A colega química Kananda Eller nos revelou que aquilo que já não é muito bom fica pior quando se agregam mais fatores sociais. Ela, mulher negra, publicou “Divulgação científica para todos”, na Folha de S. Paulo (20/2) sobre a falta de espaços. Falar sobre ciência com propriedade é desafiador frente a tantos charlatães quânticos e negacionistas, mas quando ela apresenta a enorme segregação em termos de gênero e etnia, vê-se que o antirracismo e o combate à misoginia precisam ser incorporados também pelos divulgadores que não sentem na pele a discriminação. Antes de ser cientistas precisamos entender a própria sociedade em que vivemos.

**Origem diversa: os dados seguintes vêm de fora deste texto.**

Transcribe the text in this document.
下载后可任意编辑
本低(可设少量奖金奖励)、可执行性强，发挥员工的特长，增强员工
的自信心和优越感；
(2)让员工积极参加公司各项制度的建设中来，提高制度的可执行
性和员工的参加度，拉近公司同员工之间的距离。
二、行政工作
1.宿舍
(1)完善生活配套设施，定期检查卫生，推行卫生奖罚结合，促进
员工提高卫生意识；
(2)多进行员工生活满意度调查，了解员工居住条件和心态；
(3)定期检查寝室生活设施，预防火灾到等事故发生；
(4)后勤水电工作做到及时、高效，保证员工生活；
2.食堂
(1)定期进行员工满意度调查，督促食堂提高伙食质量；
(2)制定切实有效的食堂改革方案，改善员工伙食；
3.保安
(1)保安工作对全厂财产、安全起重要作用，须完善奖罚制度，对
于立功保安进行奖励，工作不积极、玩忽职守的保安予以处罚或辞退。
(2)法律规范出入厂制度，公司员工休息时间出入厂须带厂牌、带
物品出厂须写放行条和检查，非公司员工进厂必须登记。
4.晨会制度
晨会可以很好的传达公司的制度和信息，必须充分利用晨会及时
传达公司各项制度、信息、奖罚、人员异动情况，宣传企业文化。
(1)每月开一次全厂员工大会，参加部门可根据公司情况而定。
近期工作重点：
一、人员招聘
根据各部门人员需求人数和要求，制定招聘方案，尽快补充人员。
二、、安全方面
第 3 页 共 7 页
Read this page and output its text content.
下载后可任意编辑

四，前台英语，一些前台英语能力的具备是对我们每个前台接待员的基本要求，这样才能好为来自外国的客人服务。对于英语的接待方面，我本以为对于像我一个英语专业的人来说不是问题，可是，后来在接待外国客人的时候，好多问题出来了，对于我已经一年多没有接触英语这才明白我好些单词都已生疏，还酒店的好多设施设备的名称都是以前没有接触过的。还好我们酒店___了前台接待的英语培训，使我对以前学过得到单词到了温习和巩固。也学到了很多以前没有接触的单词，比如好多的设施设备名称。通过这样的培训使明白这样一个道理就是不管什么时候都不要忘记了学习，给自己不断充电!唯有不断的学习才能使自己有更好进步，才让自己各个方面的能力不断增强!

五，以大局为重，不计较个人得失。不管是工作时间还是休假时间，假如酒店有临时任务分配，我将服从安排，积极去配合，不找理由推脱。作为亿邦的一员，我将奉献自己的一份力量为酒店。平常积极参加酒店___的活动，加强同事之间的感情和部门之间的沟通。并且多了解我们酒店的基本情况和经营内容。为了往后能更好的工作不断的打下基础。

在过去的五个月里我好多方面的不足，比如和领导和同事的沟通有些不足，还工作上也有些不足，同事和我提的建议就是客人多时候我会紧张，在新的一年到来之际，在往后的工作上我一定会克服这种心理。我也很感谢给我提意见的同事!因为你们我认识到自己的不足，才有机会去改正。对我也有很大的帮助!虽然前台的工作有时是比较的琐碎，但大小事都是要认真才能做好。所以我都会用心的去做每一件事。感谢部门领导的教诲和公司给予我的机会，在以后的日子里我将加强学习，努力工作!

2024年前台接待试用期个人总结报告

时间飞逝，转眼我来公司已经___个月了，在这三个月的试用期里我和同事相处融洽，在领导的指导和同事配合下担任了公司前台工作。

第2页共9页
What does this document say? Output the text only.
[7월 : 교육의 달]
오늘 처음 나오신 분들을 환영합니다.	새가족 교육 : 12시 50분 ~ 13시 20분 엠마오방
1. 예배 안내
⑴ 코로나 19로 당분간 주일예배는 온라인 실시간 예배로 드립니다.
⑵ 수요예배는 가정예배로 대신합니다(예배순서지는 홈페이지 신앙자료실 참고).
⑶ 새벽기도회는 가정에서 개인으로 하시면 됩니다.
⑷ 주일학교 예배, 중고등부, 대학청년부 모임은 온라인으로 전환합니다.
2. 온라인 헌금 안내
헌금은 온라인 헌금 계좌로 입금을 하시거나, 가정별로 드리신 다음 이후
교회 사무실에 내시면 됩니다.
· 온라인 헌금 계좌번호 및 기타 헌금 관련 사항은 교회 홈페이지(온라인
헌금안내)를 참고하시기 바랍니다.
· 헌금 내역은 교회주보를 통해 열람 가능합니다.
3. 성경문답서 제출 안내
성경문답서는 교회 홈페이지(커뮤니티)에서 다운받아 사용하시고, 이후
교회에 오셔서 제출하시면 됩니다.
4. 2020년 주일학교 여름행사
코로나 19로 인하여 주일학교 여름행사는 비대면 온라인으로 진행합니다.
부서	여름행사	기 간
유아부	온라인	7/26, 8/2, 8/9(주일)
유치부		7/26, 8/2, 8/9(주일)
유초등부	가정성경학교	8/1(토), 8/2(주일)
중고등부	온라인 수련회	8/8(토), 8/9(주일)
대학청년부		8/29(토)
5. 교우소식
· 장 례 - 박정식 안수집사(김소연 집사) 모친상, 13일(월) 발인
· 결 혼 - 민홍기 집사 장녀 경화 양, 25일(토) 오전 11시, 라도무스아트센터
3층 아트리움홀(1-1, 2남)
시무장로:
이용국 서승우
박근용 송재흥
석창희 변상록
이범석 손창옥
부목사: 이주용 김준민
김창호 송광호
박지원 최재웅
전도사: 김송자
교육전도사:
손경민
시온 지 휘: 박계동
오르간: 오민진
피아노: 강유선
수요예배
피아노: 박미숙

Por fim, algo relacionado com a divulgação científica e cultural é a discussão sobre “o gênero na linguagem”, que vai ainda longe porque, além da dinâmica de qualquer língua, no Brasil a ortografia é definida por lei! Além do decreto 6.583 de 2008, que adota o acordo ortográfico de 1990, há a lei federal 5.765 de 1971 que nos tornaria a todos (ou todes) criminosos por não seguir o que lá consta. Creio que o mais importante é trazer à baila a discussão sócio-cultural envolvida e deixar que a língua, como sempre, siga seu curso. O que se chama de linguagem neutra é importante e necessário, especialmente para aqueles que se sentem discriminados. Língua é convenção e evolução, então nada de artificial existe, da mesma forma que um dia trocamos o tu por você, ou da seleção que fazemos ao se referir a alguém como “o senhor”, “a senhora”. Recomendo uma dose de estudo do esperanto, língua criada para simplificar muita coisa, incluindo as diferenças de gênero.
Adilson Roberto Gonçalves, pesquisador da Unesp, membro da Academia Campineira de Letras e Artes, da Academia de Letras de Lorena e do Instituto Histórico, Geográfico e Genealógico de Campinas.